Victorinox will also layer on more conventional channels of distribution in both Europe and the U.S. Last month, Swiss Unlimited had an exclusive bricks-and-mortar launch at Colette in Paris and this August, the scent is scheduled to make its U.S. debut at 35 Bloomingdale’s doors nationwide, where Victorinox’s timepieces and luggage are already carried. Company executives said that while plans haven’t yet been finalized, they are considering a shop-in-shop concept, as well as a “You Fill” station, where customers can come and refill their Swiss Unlimited fragrance bottles.
“We will not roll out to additional doors later this fall or spring,” said Benjamin Gillikin, Strübi’s old colleague from Clarins whom she lured on-board and out of retirement to oversee Swiss Unlimited’s North American marketing and distribution. “We’ll do the rest through guerilla marketing.”
The company now boasts an airstream trailer, whose interior is outfitted with a retrospective of Victorinox, that is making its way through key markets in the U.S. and Canada, where a company representative is distributing scent samples directly to potential consumers and gathering e-mail addresses.
Last month, Swiss Unlimited launched exclusively in Europe on Victorinox’s Web site. The initial launch plan kicked off in January, when the fragrance made its debut in the brand’s home territory of Switzerland at about 15 Victorinox points of sale and 10 ski resorts, where company spokespeople dressed in red Victorinox ski suits and handed out samples directly to skiers.
Swiss Unlimited could generate about $5 million in retail sales in its first year, according to industry sources.
Designed to represent the crisp freshness of the Swiss Alps with energizing notes of absinthe and the woody aroma of white pine, Swiss Unlimited’s pale green scent was blended by perfumers Christine Nagel and Jean-Christophe Herault of Fragrance Resources.
The fragrance’s rectangular glass bottle is encased in red rubber and hooked with a carabiner.

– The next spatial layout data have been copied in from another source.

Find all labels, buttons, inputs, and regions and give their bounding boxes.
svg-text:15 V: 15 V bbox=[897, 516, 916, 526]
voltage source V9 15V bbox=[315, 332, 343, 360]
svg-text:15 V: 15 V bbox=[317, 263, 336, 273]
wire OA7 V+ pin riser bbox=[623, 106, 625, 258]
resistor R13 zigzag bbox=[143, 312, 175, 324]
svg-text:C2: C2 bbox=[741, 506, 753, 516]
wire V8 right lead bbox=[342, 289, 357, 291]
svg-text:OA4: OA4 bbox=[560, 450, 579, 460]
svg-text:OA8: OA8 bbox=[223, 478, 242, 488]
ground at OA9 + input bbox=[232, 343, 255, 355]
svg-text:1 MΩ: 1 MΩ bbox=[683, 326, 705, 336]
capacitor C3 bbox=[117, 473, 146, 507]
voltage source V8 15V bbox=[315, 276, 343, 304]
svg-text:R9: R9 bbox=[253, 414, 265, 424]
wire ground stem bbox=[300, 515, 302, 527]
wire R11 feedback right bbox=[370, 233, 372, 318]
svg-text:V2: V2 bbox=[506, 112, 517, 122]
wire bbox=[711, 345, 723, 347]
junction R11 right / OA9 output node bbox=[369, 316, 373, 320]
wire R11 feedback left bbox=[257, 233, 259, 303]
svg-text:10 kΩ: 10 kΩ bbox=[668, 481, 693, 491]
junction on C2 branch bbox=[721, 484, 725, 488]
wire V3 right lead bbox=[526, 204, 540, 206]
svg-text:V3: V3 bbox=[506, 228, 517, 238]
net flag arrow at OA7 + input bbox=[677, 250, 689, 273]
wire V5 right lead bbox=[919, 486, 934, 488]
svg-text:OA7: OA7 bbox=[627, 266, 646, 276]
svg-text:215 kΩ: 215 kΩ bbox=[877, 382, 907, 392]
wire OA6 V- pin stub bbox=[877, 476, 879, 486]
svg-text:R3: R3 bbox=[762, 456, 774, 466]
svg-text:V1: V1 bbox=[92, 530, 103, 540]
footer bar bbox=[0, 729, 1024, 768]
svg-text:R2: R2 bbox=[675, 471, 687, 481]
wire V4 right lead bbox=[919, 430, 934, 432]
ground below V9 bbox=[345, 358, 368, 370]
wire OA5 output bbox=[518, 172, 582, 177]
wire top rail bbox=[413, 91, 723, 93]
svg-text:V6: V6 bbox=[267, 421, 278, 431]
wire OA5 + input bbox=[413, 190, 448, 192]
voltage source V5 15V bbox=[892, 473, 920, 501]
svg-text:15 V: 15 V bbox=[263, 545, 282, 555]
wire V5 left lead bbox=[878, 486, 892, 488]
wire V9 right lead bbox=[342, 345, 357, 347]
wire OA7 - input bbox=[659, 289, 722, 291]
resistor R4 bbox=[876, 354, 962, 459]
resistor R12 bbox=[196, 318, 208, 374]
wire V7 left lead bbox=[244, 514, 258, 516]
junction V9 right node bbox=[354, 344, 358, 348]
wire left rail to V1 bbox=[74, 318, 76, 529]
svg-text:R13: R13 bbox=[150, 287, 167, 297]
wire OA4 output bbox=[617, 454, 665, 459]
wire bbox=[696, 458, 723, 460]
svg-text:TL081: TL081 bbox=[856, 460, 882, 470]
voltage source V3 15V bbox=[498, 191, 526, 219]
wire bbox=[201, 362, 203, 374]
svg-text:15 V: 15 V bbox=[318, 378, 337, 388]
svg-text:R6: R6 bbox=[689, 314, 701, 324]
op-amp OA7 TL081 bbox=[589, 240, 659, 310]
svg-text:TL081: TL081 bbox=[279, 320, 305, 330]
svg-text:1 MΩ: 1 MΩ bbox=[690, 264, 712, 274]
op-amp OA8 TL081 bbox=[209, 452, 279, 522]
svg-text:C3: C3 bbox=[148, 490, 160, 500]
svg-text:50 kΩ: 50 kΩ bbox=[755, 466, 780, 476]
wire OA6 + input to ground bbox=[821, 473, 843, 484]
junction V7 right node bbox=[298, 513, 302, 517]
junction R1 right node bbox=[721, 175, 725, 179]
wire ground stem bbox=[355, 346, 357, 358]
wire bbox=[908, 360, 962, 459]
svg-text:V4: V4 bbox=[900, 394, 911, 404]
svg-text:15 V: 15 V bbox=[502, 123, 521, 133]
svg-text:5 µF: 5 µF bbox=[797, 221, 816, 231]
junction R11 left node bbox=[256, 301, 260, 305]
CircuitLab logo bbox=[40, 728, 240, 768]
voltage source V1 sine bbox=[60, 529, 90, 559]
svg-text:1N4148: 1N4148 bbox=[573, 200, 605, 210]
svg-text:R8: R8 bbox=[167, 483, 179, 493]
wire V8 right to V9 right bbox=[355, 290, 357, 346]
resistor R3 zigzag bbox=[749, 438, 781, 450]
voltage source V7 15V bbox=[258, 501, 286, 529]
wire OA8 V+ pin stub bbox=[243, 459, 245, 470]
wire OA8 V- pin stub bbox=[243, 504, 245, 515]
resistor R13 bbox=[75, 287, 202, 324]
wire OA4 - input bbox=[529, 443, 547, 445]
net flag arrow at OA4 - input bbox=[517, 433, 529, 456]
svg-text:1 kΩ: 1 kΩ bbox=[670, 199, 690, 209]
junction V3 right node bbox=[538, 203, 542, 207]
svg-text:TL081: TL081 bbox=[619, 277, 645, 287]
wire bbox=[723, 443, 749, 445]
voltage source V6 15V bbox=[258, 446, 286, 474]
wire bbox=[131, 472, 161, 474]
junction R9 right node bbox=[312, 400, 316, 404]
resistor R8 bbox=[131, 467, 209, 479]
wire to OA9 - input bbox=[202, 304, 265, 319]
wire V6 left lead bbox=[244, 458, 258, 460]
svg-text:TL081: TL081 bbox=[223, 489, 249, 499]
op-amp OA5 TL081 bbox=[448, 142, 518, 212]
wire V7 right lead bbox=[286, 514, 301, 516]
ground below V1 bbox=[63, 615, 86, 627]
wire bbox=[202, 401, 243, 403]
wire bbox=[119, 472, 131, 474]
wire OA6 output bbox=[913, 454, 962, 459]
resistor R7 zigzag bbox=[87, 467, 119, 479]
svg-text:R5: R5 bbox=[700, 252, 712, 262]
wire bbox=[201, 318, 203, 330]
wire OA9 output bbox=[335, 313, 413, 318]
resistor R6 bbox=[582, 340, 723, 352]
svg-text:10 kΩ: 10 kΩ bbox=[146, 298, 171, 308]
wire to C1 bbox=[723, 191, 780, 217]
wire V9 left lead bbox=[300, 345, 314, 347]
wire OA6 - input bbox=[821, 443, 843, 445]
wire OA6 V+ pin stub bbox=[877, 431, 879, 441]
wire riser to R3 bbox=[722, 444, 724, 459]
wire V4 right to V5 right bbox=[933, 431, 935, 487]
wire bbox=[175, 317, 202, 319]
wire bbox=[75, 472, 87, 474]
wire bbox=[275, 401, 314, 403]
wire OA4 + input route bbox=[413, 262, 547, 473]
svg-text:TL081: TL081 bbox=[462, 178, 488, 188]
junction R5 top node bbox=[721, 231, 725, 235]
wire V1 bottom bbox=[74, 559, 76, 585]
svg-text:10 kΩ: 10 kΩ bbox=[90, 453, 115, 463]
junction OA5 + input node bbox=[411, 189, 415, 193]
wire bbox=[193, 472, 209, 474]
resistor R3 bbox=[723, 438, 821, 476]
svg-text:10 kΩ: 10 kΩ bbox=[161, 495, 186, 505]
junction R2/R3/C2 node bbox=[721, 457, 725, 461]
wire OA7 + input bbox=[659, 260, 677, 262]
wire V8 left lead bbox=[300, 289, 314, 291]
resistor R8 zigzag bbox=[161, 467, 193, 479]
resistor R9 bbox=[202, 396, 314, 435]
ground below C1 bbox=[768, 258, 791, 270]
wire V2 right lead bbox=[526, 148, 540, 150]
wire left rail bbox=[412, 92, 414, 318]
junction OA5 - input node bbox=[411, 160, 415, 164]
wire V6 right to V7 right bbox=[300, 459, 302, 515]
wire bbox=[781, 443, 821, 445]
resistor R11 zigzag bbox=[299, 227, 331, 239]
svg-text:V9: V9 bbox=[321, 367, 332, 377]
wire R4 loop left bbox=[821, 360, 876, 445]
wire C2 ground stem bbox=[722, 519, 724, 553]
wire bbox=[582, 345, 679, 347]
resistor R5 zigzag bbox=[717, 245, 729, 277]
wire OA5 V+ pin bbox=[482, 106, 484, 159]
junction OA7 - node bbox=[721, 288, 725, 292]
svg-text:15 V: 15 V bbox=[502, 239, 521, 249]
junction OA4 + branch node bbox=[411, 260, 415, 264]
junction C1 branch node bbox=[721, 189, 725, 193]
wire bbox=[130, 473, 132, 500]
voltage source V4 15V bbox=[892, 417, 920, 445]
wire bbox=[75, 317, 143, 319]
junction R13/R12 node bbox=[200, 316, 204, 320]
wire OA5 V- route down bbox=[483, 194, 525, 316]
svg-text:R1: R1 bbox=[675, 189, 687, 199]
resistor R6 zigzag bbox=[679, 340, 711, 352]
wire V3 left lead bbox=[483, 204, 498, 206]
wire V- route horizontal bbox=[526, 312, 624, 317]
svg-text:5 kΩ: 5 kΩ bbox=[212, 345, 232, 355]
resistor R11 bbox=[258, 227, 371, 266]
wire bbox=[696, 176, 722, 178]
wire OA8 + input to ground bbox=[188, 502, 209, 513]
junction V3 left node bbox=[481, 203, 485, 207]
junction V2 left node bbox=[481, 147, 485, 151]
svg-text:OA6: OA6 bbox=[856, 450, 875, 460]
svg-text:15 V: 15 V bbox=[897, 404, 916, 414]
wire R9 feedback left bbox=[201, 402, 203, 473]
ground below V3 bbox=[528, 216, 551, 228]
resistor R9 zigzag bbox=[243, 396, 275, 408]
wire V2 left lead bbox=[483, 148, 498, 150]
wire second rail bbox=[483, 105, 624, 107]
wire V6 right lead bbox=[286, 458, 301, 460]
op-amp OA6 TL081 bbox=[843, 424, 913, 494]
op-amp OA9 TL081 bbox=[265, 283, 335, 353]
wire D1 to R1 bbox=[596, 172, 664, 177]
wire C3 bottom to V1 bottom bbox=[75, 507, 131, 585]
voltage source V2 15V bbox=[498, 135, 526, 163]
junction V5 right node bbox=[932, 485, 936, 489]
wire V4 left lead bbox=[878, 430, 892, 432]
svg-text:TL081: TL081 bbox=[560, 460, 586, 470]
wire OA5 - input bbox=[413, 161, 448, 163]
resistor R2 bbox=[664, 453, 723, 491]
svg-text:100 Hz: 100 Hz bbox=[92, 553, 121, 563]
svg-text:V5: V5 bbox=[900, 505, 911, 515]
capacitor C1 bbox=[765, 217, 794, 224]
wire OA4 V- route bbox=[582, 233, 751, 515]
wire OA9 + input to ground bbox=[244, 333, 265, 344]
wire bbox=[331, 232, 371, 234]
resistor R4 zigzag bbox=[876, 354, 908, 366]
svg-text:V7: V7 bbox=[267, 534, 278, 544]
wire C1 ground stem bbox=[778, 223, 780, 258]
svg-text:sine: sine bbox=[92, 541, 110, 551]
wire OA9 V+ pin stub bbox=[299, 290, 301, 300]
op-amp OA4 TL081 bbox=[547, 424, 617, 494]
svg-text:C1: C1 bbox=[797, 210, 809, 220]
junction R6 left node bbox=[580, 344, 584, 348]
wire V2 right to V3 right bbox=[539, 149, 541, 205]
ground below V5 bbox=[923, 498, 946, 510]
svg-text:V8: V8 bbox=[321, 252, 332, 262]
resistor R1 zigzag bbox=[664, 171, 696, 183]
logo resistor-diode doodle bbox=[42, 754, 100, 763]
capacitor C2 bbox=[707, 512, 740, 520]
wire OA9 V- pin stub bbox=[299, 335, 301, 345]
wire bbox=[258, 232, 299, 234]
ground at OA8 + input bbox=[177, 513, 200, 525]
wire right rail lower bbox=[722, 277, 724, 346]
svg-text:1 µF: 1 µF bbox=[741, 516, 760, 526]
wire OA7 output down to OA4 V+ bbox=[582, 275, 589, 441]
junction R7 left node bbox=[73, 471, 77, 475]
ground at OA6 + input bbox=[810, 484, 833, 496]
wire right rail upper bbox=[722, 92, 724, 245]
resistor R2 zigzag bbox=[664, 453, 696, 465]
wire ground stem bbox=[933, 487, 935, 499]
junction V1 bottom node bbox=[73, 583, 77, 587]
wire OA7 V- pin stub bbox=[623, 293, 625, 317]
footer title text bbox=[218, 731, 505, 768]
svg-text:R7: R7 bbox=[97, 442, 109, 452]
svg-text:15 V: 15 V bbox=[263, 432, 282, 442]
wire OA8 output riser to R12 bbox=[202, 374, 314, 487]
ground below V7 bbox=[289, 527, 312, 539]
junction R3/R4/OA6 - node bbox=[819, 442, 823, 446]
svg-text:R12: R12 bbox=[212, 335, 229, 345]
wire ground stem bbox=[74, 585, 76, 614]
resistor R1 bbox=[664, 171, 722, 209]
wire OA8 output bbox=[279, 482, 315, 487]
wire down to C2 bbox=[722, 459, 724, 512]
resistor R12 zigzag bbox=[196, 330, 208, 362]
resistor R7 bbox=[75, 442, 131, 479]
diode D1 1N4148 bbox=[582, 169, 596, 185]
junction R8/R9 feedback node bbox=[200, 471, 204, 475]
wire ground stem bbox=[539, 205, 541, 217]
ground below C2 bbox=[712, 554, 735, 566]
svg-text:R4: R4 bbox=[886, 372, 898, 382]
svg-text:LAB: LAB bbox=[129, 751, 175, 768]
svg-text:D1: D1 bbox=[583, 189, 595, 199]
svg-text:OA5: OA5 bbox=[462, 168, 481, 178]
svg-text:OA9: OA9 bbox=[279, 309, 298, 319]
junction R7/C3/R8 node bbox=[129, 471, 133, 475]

In keeping with Victorinox Swiss Army’s tradition of utility and practicality, the packaging is unbreakable and the bottle is refillable courtesy of a novelty pump system.
The eau de toilette will come in three sizes, a 2.5-oz. glass bottle for $55; another 2.5-oz. size encased in rubber for $75, and a 10-oz. glass bottle with rubber case that will sell for $55. Rounding out the line is a 6.8-oz. hair and body wash for $30, and a deodorant stick, which will retail for $23.